Январь

We use cookies. Read the Privacy and Cookie Policy

Январь

Гуманистическая психология: история и предыстория

На заре ХХ века один из пионеров экспериментальной психологии Герман Эббингауз писал: “Психология имеет очень короткую историю, но длинную предысторию”. По прошествии века эти слова можно повторить с не меньшим основанием – что такое сто с небольшим лет в истории науки? В равной мере это высказывание справедливо и в отношении всех крупных школ и направлений психологической мысли – их расцвет пришелся на ХХ век, а предыстория теряется в глубокой древности. Так, один из столпов гуманистической психологии Карл Роджерс в своих трудах неоднократно цитирует древнекитайского мыслителя Лао Цзы:

Если я воздержусь от того, чтобы вмешиваться в дела людей,

они сами о себе позаботятся.

Если я не буду командовать людьми,

они будут действовать самостоятельно.

Если я воздержусь от проповедования, люди сами себя исправят.

Если я не буду навязчивым, люди станут самими собой.

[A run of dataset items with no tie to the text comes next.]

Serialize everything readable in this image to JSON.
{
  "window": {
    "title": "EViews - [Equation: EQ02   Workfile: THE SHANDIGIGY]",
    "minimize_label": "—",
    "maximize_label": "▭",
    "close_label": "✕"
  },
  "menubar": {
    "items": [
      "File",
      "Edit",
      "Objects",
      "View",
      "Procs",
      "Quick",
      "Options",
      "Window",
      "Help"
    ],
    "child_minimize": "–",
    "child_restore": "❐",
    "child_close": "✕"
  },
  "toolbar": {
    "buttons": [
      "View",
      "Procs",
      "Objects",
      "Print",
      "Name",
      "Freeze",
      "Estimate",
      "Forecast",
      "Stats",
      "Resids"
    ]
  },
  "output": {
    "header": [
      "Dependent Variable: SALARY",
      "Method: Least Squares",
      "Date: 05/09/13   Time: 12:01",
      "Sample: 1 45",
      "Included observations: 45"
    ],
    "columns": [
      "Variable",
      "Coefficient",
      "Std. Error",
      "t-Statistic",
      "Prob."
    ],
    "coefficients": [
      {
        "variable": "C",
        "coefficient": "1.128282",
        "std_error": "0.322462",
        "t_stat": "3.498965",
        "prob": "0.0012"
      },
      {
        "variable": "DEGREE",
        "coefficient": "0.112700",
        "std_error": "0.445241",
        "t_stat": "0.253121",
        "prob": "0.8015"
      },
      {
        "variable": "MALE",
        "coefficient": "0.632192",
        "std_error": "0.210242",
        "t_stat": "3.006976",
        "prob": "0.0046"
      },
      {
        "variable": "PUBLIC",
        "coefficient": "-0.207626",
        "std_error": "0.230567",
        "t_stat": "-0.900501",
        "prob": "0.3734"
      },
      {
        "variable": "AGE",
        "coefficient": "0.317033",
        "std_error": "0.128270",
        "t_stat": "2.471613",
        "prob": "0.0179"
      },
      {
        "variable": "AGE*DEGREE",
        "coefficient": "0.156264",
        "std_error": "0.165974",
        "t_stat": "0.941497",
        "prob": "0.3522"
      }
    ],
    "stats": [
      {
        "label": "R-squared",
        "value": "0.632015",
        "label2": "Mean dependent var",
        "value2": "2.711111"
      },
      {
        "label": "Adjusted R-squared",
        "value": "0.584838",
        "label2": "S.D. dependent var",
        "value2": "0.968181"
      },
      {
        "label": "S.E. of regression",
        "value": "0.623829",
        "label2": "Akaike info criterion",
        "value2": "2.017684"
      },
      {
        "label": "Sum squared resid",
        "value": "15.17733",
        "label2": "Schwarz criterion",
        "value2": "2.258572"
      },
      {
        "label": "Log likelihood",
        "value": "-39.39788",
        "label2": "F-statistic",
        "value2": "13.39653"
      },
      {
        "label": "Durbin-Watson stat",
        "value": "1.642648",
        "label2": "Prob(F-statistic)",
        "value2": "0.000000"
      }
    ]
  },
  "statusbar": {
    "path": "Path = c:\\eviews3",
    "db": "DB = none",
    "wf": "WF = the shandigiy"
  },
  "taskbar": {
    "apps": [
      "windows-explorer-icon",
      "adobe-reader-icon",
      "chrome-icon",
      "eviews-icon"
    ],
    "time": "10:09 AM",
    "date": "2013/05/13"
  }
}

Эти слова можно понимать в том смысле, что человеку изначально присущи позитивные устремления, и если им не препятствовать (а тем более – если их поощрять), то человек способен сам решать встающие перед ним проблемы, вести себя добродетельно и достойно без всякого принуждения. Похожие идеи, в частности, можно найти и у Руссо, который был убежден: человек, если дать ему возможность раскрыть врожденный потенциал, будет развиваться оптимально и эффективно, поскольку доброта изначально свойственна его природе.

Эта идея красной нитью проходит сквозь всю теорию личности Роджерса и его концепцию психотерапии, которые были впервые подробно представлены в его работе “Клиент-центрированная терапия: ее современная практика, значение и теория”. Эта книга увидела свет ровно полвека назад – 2 января 1951 г. и ознаменовала революционный переворот в теории и практике терапии и консультирования.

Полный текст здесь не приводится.